The line was opened to Jerilderie station in 1884, extended to Berrigan in 1896, Finley in 1898 and Tocumwal in 1914. The Victorian line had reached Tocumwal in July 1908.

Two of the stations on the Tocumwal railway line were Widgiewa and Morundah.

The last goods train left Tocumwal for Narrandera in 1985, and traffic ceased over the line south of Jerilderie in September 1986 and the entire line was closed in December 1988. The Victorian line to Tocumwal remains open for freight traffic.

Tocumwal was the site in 1915 of early tests with third-rail devices to enable standard gauge and broad gauge trains to share the same tracks.

In later years passenger services on the line were operated by railcars, connecting with an overnight train at Narrandera.

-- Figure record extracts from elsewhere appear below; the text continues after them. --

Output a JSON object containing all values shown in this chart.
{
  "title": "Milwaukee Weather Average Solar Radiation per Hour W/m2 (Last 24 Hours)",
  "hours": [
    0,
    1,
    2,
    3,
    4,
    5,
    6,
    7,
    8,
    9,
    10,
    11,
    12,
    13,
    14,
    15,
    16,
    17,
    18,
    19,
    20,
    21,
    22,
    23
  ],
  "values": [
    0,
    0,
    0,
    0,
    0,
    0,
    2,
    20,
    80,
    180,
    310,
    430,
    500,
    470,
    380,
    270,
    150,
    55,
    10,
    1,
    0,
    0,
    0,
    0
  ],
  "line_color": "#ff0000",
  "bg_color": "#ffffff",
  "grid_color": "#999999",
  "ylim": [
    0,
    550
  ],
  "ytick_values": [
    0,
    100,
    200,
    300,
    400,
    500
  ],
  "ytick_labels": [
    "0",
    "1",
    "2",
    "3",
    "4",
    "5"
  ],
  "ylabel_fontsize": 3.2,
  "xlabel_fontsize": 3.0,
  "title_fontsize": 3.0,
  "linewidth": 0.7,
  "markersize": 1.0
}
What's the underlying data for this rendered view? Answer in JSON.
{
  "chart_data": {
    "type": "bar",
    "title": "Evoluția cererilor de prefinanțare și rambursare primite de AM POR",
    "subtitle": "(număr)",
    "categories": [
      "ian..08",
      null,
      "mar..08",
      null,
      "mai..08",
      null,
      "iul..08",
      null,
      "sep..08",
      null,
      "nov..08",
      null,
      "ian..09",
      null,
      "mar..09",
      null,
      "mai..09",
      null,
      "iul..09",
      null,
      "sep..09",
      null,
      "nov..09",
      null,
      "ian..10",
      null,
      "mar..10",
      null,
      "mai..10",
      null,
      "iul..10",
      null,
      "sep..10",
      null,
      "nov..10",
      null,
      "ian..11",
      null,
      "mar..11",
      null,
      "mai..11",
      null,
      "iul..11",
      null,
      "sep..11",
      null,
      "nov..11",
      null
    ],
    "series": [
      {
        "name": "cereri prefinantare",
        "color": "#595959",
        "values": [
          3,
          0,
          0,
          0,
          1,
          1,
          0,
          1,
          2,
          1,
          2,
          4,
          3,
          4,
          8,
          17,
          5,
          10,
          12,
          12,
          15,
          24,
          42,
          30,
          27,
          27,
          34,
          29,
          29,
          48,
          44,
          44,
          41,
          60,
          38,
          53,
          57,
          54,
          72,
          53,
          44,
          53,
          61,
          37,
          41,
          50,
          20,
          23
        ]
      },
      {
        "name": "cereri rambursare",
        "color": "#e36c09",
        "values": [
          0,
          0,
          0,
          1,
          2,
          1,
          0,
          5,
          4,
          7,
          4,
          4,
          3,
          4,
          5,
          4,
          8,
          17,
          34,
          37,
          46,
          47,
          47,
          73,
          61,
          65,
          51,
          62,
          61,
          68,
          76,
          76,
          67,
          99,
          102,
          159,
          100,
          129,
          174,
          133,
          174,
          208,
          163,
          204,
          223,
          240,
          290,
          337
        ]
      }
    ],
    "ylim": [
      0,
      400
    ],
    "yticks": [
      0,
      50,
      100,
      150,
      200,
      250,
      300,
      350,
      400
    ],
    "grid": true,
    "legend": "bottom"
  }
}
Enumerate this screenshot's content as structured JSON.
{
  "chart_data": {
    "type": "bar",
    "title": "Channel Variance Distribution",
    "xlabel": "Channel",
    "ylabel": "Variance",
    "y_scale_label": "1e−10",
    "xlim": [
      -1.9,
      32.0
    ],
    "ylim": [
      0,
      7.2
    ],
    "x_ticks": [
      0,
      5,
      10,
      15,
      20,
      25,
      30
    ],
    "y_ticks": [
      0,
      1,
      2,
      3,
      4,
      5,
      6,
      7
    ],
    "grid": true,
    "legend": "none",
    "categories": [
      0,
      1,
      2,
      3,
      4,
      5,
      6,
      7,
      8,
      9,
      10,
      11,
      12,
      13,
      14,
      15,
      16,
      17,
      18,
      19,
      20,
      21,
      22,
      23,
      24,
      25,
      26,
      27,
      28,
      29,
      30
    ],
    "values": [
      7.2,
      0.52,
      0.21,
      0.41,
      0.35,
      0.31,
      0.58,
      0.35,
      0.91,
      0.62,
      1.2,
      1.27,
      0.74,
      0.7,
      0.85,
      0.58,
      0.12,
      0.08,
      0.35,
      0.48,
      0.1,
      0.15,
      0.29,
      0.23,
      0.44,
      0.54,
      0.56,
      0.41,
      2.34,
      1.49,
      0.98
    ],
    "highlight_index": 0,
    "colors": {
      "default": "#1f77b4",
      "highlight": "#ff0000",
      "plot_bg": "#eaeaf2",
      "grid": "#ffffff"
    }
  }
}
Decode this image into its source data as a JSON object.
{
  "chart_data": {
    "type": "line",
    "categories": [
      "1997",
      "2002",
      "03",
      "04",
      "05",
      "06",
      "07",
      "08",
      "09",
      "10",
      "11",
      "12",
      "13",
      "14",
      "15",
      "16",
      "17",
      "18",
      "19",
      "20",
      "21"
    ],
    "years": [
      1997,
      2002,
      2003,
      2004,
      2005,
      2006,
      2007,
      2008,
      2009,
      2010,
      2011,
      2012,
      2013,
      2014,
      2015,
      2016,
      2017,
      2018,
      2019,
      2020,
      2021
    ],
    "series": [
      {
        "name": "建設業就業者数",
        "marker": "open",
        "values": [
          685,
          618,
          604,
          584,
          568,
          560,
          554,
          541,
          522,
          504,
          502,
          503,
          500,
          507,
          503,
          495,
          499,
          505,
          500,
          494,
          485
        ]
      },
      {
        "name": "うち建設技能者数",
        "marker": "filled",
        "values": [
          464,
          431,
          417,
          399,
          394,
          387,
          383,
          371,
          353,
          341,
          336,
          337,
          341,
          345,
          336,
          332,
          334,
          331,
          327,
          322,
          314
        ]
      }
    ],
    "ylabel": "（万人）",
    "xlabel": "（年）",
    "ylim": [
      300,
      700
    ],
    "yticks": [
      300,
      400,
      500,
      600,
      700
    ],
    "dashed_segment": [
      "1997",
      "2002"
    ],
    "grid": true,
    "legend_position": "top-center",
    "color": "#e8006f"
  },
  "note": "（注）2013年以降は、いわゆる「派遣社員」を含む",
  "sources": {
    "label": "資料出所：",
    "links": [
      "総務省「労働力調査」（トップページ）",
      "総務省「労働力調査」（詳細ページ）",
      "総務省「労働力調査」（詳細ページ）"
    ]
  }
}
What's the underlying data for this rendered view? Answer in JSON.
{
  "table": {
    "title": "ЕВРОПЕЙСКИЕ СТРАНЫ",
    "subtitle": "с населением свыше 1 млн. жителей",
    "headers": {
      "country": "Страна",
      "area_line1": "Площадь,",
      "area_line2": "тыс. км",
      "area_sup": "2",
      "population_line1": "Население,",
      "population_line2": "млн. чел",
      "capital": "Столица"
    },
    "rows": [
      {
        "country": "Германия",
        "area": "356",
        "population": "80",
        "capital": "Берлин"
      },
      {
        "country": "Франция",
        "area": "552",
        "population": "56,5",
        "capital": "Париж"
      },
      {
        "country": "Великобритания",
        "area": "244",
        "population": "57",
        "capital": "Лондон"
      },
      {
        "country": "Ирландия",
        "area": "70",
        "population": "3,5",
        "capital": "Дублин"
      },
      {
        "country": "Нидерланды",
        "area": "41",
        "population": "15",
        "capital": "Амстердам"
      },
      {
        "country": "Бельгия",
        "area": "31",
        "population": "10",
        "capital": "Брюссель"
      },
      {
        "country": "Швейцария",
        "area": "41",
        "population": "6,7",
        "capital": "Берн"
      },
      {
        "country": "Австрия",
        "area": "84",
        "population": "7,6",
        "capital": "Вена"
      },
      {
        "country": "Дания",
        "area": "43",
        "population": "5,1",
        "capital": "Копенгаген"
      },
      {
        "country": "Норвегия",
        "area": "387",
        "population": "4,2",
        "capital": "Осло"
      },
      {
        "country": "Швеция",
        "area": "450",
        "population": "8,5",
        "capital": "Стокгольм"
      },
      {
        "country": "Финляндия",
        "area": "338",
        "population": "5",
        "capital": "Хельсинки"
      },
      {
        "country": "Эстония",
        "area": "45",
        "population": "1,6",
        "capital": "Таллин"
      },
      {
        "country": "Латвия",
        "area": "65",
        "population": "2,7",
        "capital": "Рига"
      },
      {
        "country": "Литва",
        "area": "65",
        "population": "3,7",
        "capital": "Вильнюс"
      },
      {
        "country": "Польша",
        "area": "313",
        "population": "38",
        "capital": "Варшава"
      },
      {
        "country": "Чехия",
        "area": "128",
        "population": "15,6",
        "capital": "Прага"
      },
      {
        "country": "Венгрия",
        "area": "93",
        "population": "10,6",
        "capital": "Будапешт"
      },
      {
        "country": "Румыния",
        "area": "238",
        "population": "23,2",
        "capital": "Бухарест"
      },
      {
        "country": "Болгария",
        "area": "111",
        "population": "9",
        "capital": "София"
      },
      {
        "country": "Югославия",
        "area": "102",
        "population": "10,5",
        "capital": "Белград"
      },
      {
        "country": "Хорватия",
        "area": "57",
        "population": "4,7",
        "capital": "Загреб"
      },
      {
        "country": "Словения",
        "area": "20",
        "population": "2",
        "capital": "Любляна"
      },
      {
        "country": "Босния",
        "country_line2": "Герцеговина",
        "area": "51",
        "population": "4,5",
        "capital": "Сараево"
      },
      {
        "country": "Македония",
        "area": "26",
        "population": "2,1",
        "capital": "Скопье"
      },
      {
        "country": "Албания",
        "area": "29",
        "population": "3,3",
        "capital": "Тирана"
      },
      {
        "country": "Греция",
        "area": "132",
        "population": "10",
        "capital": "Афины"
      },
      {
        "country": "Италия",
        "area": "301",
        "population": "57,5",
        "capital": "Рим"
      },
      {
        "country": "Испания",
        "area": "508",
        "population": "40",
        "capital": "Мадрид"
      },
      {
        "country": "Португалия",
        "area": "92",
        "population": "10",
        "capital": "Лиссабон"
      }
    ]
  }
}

From 1973 the service operated three days per week, until their withdrawal on Saturday 26 November 1983. The final passenger service was a special excursion train operated with a Silver City Comet railcar set on 20 September 1986.

A 2018 report addresses the feasibility of re-opening the line, given that the still-operating line south from Tocumwal could be converted to standard gauge. The report finds that re-opening would not be financially justified although it might be justified on economic or environmental grounds.